I don’t know why I can’t speak or laugh or cough or even breathe like a normal person right now, but the suspicious look on Dee’s face doesn’t help.
“Do you want to sit down?” Mike asks, gesturing to a spot beside him on the blanket that Rowan spread out earlier. My eyes flit to Danica, who watches me from his lap with just as much bewilderment as everyone else.
“Uh, yeah,” I say, taking Mike up on his offer simply because I don’t trust my knees to keep doing their job of holding me up if I don’t sit down soon. “Okay.”
I plop down cross-legged next to him, feeling like the biggest idiot in the history of idiocy. Why did I fake a cough? What the hell was that even supposed to accomplish? Like a weird fake cough is any better than a weird fake laugh? Why am I so freaking weird?!

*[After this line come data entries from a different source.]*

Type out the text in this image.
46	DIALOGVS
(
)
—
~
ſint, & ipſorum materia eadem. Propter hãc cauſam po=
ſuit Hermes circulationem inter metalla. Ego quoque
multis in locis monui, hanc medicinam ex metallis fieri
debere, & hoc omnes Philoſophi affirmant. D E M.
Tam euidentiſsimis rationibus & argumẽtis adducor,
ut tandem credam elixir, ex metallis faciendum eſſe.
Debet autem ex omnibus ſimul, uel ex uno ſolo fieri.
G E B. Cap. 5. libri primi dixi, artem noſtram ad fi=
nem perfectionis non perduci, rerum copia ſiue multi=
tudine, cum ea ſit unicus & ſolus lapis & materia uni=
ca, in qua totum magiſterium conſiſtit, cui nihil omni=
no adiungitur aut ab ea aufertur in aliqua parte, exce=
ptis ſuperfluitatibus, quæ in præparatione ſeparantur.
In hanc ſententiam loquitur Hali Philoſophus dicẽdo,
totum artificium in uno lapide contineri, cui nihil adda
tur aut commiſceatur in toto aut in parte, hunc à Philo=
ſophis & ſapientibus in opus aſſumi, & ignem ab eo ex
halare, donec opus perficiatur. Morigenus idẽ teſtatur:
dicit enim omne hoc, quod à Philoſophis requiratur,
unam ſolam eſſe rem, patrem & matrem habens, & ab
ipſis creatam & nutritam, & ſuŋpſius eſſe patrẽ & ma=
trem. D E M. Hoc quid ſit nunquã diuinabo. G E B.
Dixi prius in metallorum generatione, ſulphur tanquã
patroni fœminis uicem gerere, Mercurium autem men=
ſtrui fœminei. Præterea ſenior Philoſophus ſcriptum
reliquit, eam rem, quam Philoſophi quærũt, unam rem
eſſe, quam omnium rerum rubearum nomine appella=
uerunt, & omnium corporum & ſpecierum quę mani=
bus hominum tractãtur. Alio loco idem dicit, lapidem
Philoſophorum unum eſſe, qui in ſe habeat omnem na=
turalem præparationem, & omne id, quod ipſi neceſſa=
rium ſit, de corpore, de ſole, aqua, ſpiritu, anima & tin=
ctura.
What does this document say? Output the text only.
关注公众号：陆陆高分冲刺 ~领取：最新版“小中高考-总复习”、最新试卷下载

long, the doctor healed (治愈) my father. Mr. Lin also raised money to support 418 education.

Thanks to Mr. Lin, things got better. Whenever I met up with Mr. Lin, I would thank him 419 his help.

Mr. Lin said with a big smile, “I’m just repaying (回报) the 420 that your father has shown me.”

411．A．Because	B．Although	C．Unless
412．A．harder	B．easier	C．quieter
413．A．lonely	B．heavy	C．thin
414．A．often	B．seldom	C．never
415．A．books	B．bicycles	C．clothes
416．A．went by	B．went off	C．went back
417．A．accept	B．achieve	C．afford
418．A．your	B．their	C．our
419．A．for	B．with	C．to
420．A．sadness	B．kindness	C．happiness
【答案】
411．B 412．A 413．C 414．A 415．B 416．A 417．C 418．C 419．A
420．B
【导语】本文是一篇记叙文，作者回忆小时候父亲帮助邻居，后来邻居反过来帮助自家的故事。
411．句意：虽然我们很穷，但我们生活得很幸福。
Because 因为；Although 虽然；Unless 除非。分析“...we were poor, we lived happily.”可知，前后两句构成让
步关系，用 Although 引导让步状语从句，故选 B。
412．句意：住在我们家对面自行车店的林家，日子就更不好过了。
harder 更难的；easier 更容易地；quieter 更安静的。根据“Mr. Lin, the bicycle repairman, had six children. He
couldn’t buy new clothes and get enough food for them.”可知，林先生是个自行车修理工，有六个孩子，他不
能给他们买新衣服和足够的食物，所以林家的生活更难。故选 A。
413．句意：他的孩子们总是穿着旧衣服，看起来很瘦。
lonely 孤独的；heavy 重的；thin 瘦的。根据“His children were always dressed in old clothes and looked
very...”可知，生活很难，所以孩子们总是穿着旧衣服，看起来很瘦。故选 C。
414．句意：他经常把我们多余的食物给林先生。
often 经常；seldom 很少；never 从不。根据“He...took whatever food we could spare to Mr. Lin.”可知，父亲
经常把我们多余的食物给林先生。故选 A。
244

“Water?” Mike asks, holding his half-finished bottle of water out for me, and I shake my head while trying to figure out some way to get everyone’s attention off of my nonexistent, delirium-inducing fever.
Luckily, Danica rises to the occasion. “So Hailey and I were in the woods talking about your video, and—”
“Motherfucker!” I interrupt, my pointer finger wiggling inside the hole I just found while nervously fiddling with the sleeve of my hoodie. I don’t know why I have the worst luck with clothes lately, but I was counting on this hoodie to be one of my go-to jackets for fall. And now it has a freaking hole in it. A goddamn hole. A mother—
“What?” Mike asks while I mutter enough curse words to make my mom disown me, and I angrily wiggle my finger at him.
“That damn thorn bush murdered my hoodie!”
Mike captures my pointer with his calloused fingertips and lifts my hand over my head, inspecting my sleeve and then sticking his finger in yet another tiny rip. “Here’s another one.”
I pull my arm away and crane my neck to see the underside of my sleeve. “Dammit.”
“It’s not too bad,” Mike lies. “Give it to me when we leave, and I’ll get my mom to patch it up for you.”
My first instinct urges me to tell him that his mom has already done enough for me, but since I never told Danica about Mike’s mom helping with my stained hoodie and I’m guessing she’d read a whole lot more into it than she should, I don’t. “Your mom would be able to fix this?”